Markets are also generally considered to be efficient. That is, information spreads so quickly that the latest news is accounted for in the current price of a stock long before the average active investor has a chance to react. For these reasons, it is highly unlikely that an active investor will be able to consistently make the right decisions enough of the time to offset the losses from all of the wrong decisions.
Another statistic to consider is that only 3% of stock pickers beat their benchmark. Most stock pickers invest in stocks that have done well recently. But that’s exactly the wrong time to buy in to a stock and most of these investors find that the stock does poorly in subsequent periods.

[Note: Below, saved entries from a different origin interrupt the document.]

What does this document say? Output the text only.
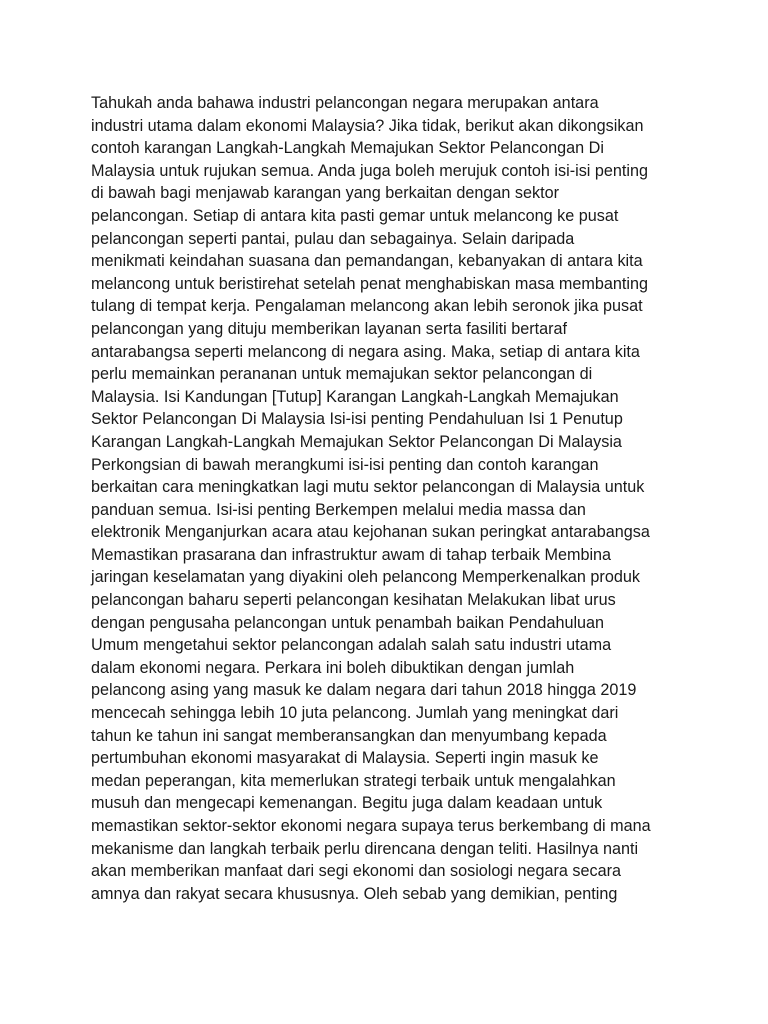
Tahukah anda bahawa industri pelancongan negara merupakan antara
industri utama dalam ekonomi Malaysia? Jika tidak, berikut akan dikongsikan
contoh karangan Langkah-Langkah Memajukan Sektor Pelancongan Di
Malaysia untuk rujukan semua. Anda juga boleh merujuk contoh isi-isi penting
di bawah bagi menjawab karangan yang berkaitan dengan sektor
pelancongan. Setiap di antara kita pasti gemar untuk melancong ke pusat
pelancongan seperti pantai, pulau dan sebagainya. Selain daripada
menikmati keindahan suasana dan pemandangan, kebanyakan di antara kita
melancong untuk beristirehat setelah penat menghabiskan masa membanting
tulang di tempat kerja. Pengalaman melancong akan lebih seronok jika pusat
pelancongan yang dituju memberikan layanan serta fasiliti bertaraf
antarabangsa seperti melancong di negara asing. Maka, setiap di antara kita
perlu memainkan perananan untuk memajukan sektor pelancongan di
Malaysia. Isi Kandungan [Tutup] Karangan Langkah-Langkah Memajukan
Sektor Pelancongan Di Malaysia Isi-isi penting Pendahuluan Isi 1 Penutup
Karangan Langkah-Langkah Memajukan Sektor Pelancongan Di Malaysia
Perkongsian di bawah merangkumi isi-isi penting dan contoh karangan
berkaitan cara meningkatkan lagi mutu sektor pelancongan di Malaysia untuk
panduan semua. Isi-isi penting Berkempen melalui media massa dan
elektronik Menganjurkan acara atau kejohanan sukan peringkat antarabangsa
Memastikan prasarana dan infrastruktur awam di tahap terbaik Membina
jaringan keselamatan yang diyakini oleh pelancong Memperkenalkan produk
pelancongan baharu seperti pelancongan kesihatan Melakukan libat urus
dengan pengusaha pelancongan untuk penambah baikan Pendahuluan
Umum mengetahui sektor pelancongan adalah salah satu industri utama
dalam ekonomi negara. Perkara ini boleh dibuktikan dengan jumlah
pelancong asing yang masuk ke dalam negara dari tahun 2018 hingga 2019
mencecah sehingga lebih 10 juta pelancong. Jumlah yang meningkat dari
tahun ke tahun ini sangat memberansangkan dan menyumbang kepada
pertumbuhan ekonomi masyarakat di Malaysia. Seperti ingin masuk ke
medan peperangan, kita memerlukan strategi terbaik untuk mengalahkan
musuh dan mengecapi kemenangan. Begitu juga dalam keadaan untuk
memastikan sektor-sektor ekonomi negara supaya terus berkembang di mana
mekanisme dan langkah terbaik perlu direncana dengan teliti. Hasilnya nanti
akan memberikan manfaat dari segi ekonomi dan sosiologi negara secara
amnya dan rakyat secara khususnya. Oleh sebab yang demikian, penting
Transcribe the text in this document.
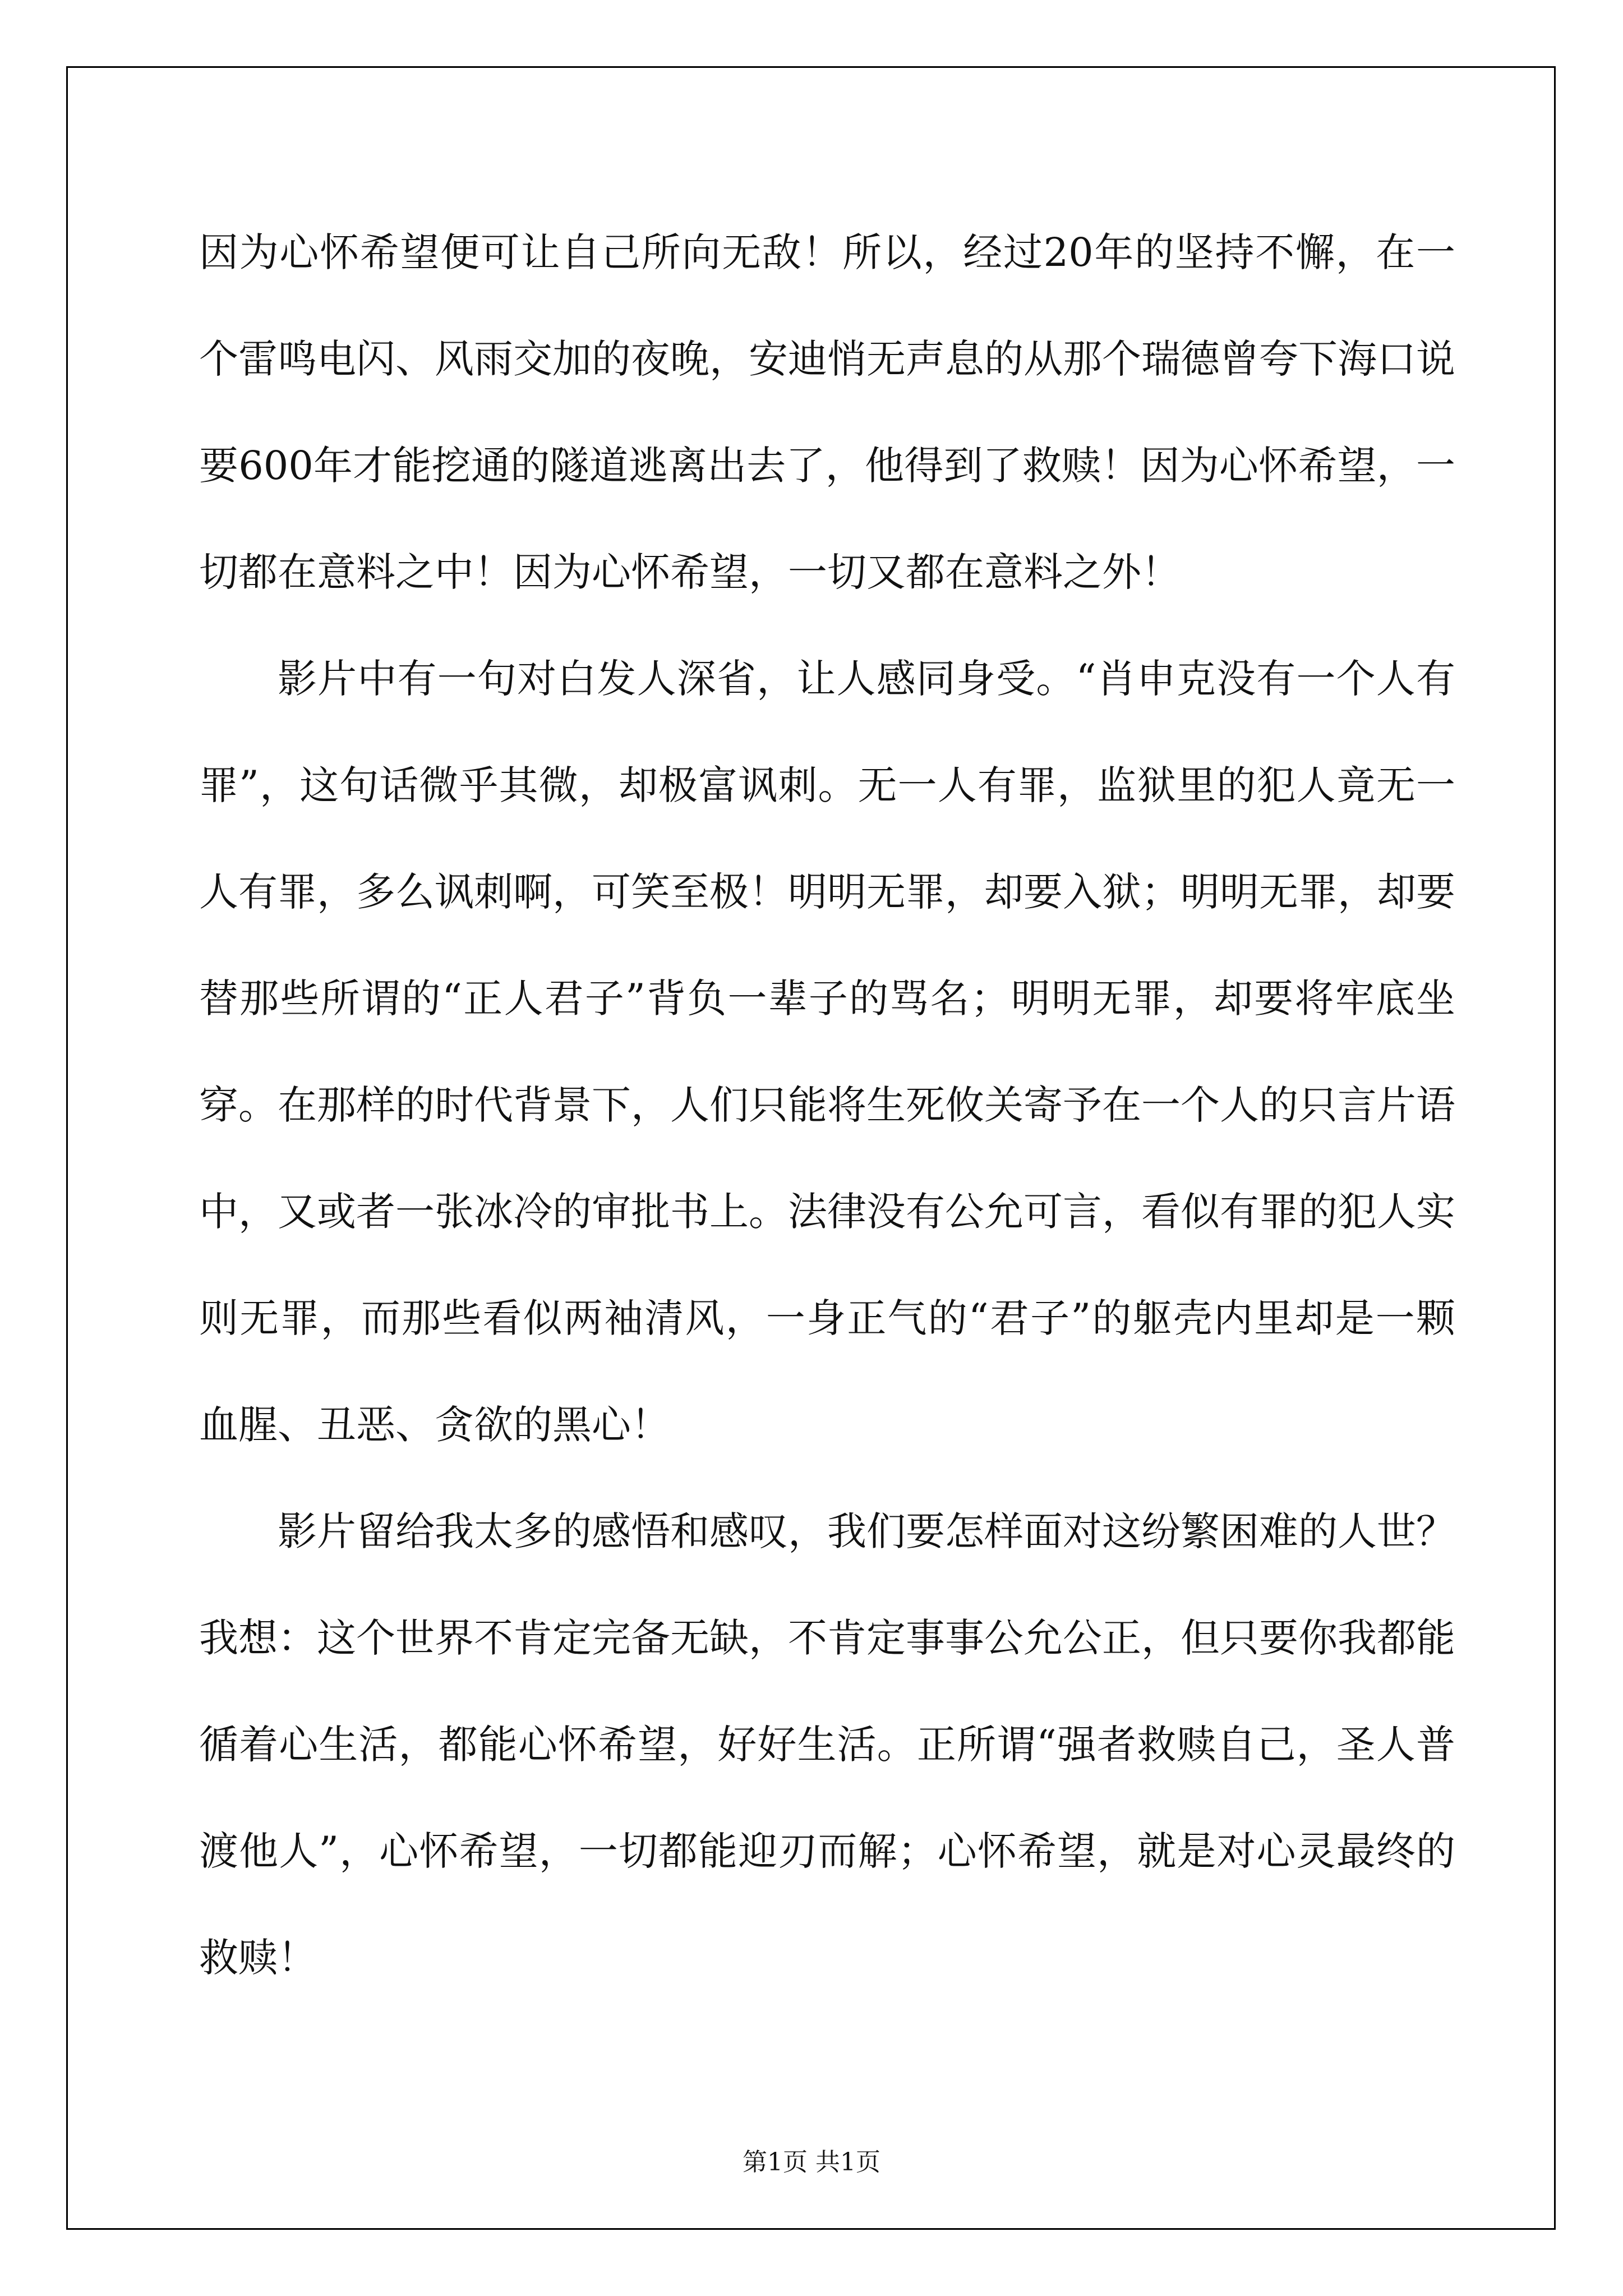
因为心怀希望便可让自己所向无敌！所以，经过20年的坚持不懈，在一个雷鸣电闪、风雨交加的夜晚，安迪悄无声息的从那个瑞德曾夸下海口说要600年才能挖通的隧道逃离出去了，他得到了救赎！因为心怀希望，一切都在意料之中！因为心怀希望，一切又都在意料之外！

影片中有一句对白发人深省，让人感同身受。“肖申克没有一个人有罪”，这句话微乎其微，却极富讽刺。无一人有罪，监狱里的犯人竟无一人有罪，多么讽刺啊，可笑至极！明明无罪，却要入狱；明明无罪，却要替那些所谓的“正人君子”背负一辈子的骂名；明明无罪，却要将牢底坐穿。在那样的时代背景下，人们只能将生死攸关寄予在一个人的只言片语中，又或者一张冰冷的审批书上。法律没有公允可言，看似有罪的犯人实则无罪，而那些看似两袖清风，一身正气的“君子”的躯壳内里却是一颗血腥、丑恶、贪欲的黑心！

影片留给我太多的感悟和感叹，我们要怎样面对这纷繁困难的人世？我想：这个世界不肯定完备无缺，不肯定事事公允公正，但只要你我都能循着心生活，都能心怀希望，好好生活。正所谓“强者救赎自己，圣人普渡他人”，心怀希望，一切都能迎刃而解；心怀希望，就是对心灵最终的救赎！

第1页 共1页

Lastly, since very few people have been able to pick the right time to be in the market and the right time to be out of the market, many biggest up days in the market are missed. A study in which 32 newsletters that attempted to time the market found that over a 10-year period, all the newsletters failed to beat the S&P. One big reason for this is that there is a high concentration of returns and losses that occur in periods of time lasting only a few days. More specifically, in a 10-year period, about 88% of the total gain was concentrated in just 40 days. How could it be possible for someone to pick those 40 days ahead of time?
The alternative then is to aim for long-term returns through a buy-and-hold strategy in which there is up to 80 years of historical precedent on which to expect continued returns.